The study is followed by a 52-week open label extension study in which all participants will receive study medication. There will be 11 study visits.
This study is intended to provide open-label, early access to voxelotor for pediatric patients with Sickle Cell Disease between the ages of 4 to 11 years old who have no alternative treatment options. Voxelotor is approved by the Food and Drug Administration in patients ages 12 and up with Sickle Cell Disease. Voxelotor has not been approved by the Food and Drug Administration for patients less than 12 years of age. Participants will follow their standard of care schedule and receive supply of medication every 3 months during study period.
This study will evaluate if Food and Drug Administration (FDA) approved recombinant von Willebrand Factor (rVWF) is safe and effective with long term use in adult and pediatric/adolescent patients with von Willebrand Disease (VWD). Dosing is an optional prophylactic (preventative) dosing on a weekly basis, or on demand (OD) for bleeding episodes and in the management of surgical bleeding. This study may last up to 3 years. You will have clinic visits in 3 month intervals during this time.

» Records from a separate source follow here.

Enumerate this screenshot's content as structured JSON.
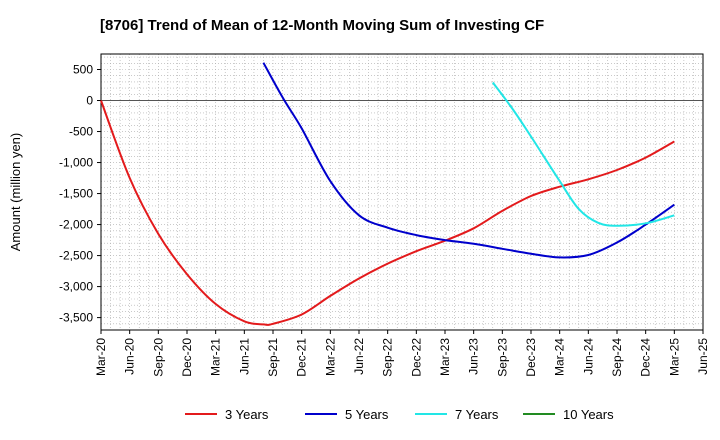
{
  "chart_data": {
    "type": "line",
    "title": "[8706]  Trend of Mean of 12-Month Moving Sum of Investing CF",
    "ylabel": "Amount (million yen)",
    "xlabel": "",
    "x_ticks": [
      "Mar-20",
      "Jun-20",
      "Sep-20",
      "Dec-20",
      "Mar-21",
      "Jun-21",
      "Sep-21",
      "Dec-21",
      "Mar-22",
      "Jun-22",
      "Sep-22",
      "Dec-22",
      "Mar-23",
      "Jun-23",
      "Sep-23",
      "Dec-23",
      "Mar-24",
      "Jun-24",
      "Sep-24",
      "Dec-24",
      "Mar-25",
      "Jun-25"
    ],
    "y_ticks": [
      500,
      0,
      -500,
      -1000,
      -1500,
      -2000,
      -2500,
      -3000,
      -3500
    ],
    "y_tick_labels": [
      "500",
      "0",
      "-500",
      "-1,000",
      "-1,500",
      "-2,000",
      "-2,500",
      "-3,000",
      "-3,500"
    ],
    "ylim": [
      -3700,
      750
    ],
    "grid": true,
    "legend_position": "bottom",
    "series": [
      {
        "name": "3 Years",
        "color": "#e31a1c",
        "points": [
          [
            "Mar-20",
            0
          ],
          [
            "Jun-20",
            -1250
          ],
          [
            "Sep-20",
            -2150
          ],
          [
            "Dec-20",
            -2800
          ],
          [
            "Mar-21",
            -3280
          ],
          [
            "Jun-21",
            -3560
          ],
          [
            "Aug-21",
            -3610
          ],
          [
            "Sep-21",
            -3600
          ],
          [
            "Dec-21",
            -3450
          ],
          [
            "Mar-22",
            -3150
          ],
          [
            "Jun-22",
            -2870
          ],
          [
            "Sep-22",
            -2630
          ],
          [
            "Dec-22",
            -2430
          ],
          [
            "Mar-23",
            -2260
          ],
          [
            "Jun-23",
            -2060
          ],
          [
            "Sep-23",
            -1780
          ],
          [
            "Dec-23",
            -1540
          ],
          [
            "Mar-24",
            -1390
          ],
          [
            "Jun-24",
            -1270
          ],
          [
            "Sep-24",
            -1120
          ],
          [
            "Dec-24",
            -920
          ],
          [
            "Mar-25",
            -660
          ]
        ]
      },
      {
        "name": "5 Years",
        "color": "#0000cc",
        "points": [
          [
            "Aug-21",
            610
          ],
          [
            "Oct-21",
            50
          ],
          [
            "Dec-21",
            -450
          ],
          [
            "Mar-22",
            -1300
          ],
          [
            "Jun-22",
            -1850
          ],
          [
            "Sep-22",
            -2050
          ],
          [
            "Dec-22",
            -2170
          ],
          [
            "Mar-23",
            -2250
          ],
          [
            "Jun-23",
            -2310
          ],
          [
            "Sep-23",
            -2390
          ],
          [
            "Dec-23",
            -2470
          ],
          [
            "Mar-24",
            -2530
          ],
          [
            "Jun-24",
            -2490
          ],
          [
            "Sep-24",
            -2290
          ],
          [
            "Dec-24",
            -2000
          ],
          [
            "Mar-25",
            -1680
          ]
        ]
      },
      {
        "name": "7 Years",
        "color": "#22e6e6",
        "points": [
          [
            "Aug-23",
            290
          ],
          [
            "Oct-23",
            -120
          ],
          [
            "Dec-23",
            -580
          ],
          [
            "Mar-24",
            -1300
          ],
          [
            "May-24",
            -1750
          ],
          [
            "Jul-24",
            -1970
          ],
          [
            "Sep-24",
            -2020
          ],
          [
            "Dec-24",
            -1980
          ],
          [
            "Mar-25",
            -1850
          ]
        ]
      },
      {
        "name": "10 Years",
        "color": "#228b22",
        "points": []
      }
    ]
  }
}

For patients with thrombotic thrombocytopenic purpura (aTTP), research involving SHP655 added to current standard of care treatment for aTTP may be effective by reducing the severity of TTP episodes, length time on therapy and reducing clinical complications of the disease. rADAMTS-13 is an essential protein that is inactivated by antibodies. The study drug, SHP655, is given by intravenous injection (IV). It is an essential synthetic protein used to replace decreased volumes of the rADAMTS-13 protein which will prevent or lessen the symptoms of aTTP. The study will last approximately 1.5 years with the Treatment phase occurring during hospitalization for the treatment of aTTP illness and the follow-up phase that will consist of study visits occurring every week for 4 visits, then biweekly for the 2 visits with a final completion visit 1 month after the last follow-up visit lasting for a 3-month period. The length of time for each visit should last approximately 2 hours. If a recurrence or relapse of aTTP occurs during the follow-up phase, subjects will not receive additional study drug, but subjects will be followed on a bi-weekly visit schedule until remission is achieved or 4 months after the initial remission, whichever is sooner.
Sickle cell disease (SCD) is a inherited disease that can cause sudden, severe pain. The management of this pain is accomplished through analgesic medications. This study for for male and female subjects between the ages of 18 and 65 years. This study will assess the appropriate dose and the evaluate the safety of SHP 655 in SCD patients at a baseline health state which is Part A of this study. The study medication is given by infusion as a single dose. SHP 655 is believed to increase blood flow and decrease blood cells from being trapped in low blood flow areas such as joints which can lead to tissue death.
This study is to evaluate the effectiveness of crizanlizumab-an monoclonal antibody on male patients between 16 to 65 years of age with Sickle cell disease experiencing vaso-occlusive crisis (VOC) priapism. The study will review the number of VOC-priapism events, their duration of the episodes and requirement of opioid treatment. Male patients may also take Hydroxyruea (HU) during study but must be receiving HU for at least 14 weeks before screening and continue HU during study.
This study will assess the appropriate dosing and evaluate the safety of crizanlizumab in pediatric sickle cell disease patients. The study is for male and female subjects between the ages of 6 months to 17 years old who have experienced at least one pain crisis within a 12 month period. The drug is given via an IV infusion in an outpatient setting and has the potential to reduce the amount of sickle cell pain crisis a participant may experience. Participants can expected to participant in this study for up to 2 years.
This study will assess the safety and efficacy of voxelotor with long term, daily oral dosing compared to placebo in pediatric participants (ages 9 months to 12 years old) with SCD as measured by improvement in anemia. Participants can expected to be in this study for about 52 weeks with at least 12 visits to the study center.
This is a study to determine the use of recombinant Von Willebrand Factor (rVWF) in the treatment and control of nonsurgical bleeding episodes and bleeding during elective and emergency surgery in children with severe Von Willebrand Disease. The study will last approximately 14 months and will involve regular visits to a research clinic.
This study is meant to compare transplant to standard care (regular care) for sickle cell patients. By comparing the health outcomes for patients who receive bone marrow transplant to those patients who receive standard of care, this study will be able to determine whether the two treatments are the same, or if one is better than the other.